Alex Gibney’s six-part docuseries is a thorough and damning exploration of financial corruption and corporate greed.

This review of Dirty Money Season 2 contains some minor spoilers. You can check out our thoughts on the previous episode by clicking these words.


The power of prolific documentarian Alex Gibney’s Dirty Money Season 2, six new hour-long episodes of an investigative series that began in 2018, is not just that it exposes rampant greed and financial corruption but that it, in some way, makes us complicit in it. How else could preened, duplicitous narcissists build their fortunes? Swindlers need someone to swindle, after all, and thanks to the allure of a well-organized marketing campaign and an endlessly divided popular culture, we queue up for lies and exploitation just as readily as toilet paper in the face of a viral pandemic.

While the six well-researched and snappily-paced installments of Dirty Money Season 2 cover a range of topics, this essential truth remains in each of them, and most particularly in an attention-grabbing centerpiece, “Slumlord Millionaire”, which takes a sniper’s aim at the President’s son-in-law and senior White House advisor Jared Kushner.
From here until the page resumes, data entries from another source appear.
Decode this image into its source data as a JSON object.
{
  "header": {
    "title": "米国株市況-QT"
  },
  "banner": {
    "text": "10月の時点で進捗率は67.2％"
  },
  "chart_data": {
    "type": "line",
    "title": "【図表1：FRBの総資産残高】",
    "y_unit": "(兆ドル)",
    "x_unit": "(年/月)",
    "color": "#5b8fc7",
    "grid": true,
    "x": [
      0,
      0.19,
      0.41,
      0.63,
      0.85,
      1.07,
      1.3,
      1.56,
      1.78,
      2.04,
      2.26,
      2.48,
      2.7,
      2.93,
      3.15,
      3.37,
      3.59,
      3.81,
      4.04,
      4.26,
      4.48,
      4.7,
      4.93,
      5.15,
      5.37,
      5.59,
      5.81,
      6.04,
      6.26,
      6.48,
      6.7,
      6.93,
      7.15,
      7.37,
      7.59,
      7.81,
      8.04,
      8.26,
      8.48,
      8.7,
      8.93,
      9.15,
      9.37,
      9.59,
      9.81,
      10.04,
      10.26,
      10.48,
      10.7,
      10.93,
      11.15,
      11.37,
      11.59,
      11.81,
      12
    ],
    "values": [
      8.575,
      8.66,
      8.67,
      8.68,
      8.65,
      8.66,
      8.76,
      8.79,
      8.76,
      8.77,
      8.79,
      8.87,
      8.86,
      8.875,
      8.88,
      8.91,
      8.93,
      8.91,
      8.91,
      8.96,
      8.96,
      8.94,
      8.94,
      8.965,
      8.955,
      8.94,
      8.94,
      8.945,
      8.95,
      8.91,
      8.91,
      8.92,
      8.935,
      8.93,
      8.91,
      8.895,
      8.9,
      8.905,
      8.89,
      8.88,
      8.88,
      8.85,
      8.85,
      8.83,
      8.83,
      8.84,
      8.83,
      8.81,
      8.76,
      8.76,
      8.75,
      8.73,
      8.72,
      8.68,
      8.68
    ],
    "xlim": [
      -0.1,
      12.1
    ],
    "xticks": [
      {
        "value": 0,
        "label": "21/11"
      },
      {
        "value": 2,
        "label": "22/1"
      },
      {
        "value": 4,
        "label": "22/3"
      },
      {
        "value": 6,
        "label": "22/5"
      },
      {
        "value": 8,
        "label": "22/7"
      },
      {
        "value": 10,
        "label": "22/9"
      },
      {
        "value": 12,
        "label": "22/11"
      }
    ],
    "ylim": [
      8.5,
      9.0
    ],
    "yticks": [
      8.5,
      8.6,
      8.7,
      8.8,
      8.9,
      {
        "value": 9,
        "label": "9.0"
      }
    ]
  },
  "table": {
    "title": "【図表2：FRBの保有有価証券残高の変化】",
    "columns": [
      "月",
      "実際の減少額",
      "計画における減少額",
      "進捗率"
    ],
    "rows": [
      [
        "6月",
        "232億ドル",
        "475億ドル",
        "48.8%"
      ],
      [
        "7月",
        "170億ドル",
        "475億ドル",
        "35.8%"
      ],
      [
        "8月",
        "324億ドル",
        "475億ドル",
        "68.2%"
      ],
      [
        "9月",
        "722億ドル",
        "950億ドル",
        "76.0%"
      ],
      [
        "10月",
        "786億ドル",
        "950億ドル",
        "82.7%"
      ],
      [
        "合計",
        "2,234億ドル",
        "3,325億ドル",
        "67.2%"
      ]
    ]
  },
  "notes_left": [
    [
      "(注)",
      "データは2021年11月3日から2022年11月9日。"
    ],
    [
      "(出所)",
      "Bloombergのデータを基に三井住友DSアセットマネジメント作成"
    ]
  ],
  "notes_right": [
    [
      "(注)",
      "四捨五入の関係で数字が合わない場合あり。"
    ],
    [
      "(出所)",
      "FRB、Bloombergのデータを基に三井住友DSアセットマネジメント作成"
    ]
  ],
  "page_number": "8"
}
That hour’s scathing portrait is so intimately tied to current politics that one gets the sense Kushner could be seen eating the poor tenants his dodgy companies exploit for profits and nobody would particularly care.

But Dirty Money and its concise, fact-based style make it difficult to blithely excuse the financial conspiracies it’s unpacking, despite a pretty obvious political agenda. Most episodes include a figure of right-minded resistance among the interviewees, lending the documentary series a narrative rhythm and obvious heroes to battle its villains. But this doesn’t detract from how self-evident its conclusions are, and how clearly it illuminates financial systems that are ripe for mistreatment. Perhaps now is the time to emulate some of the figures in Dirty Money Season 2 who speak the truth to power at great risk to themselves, and be willing to say when enough is enough.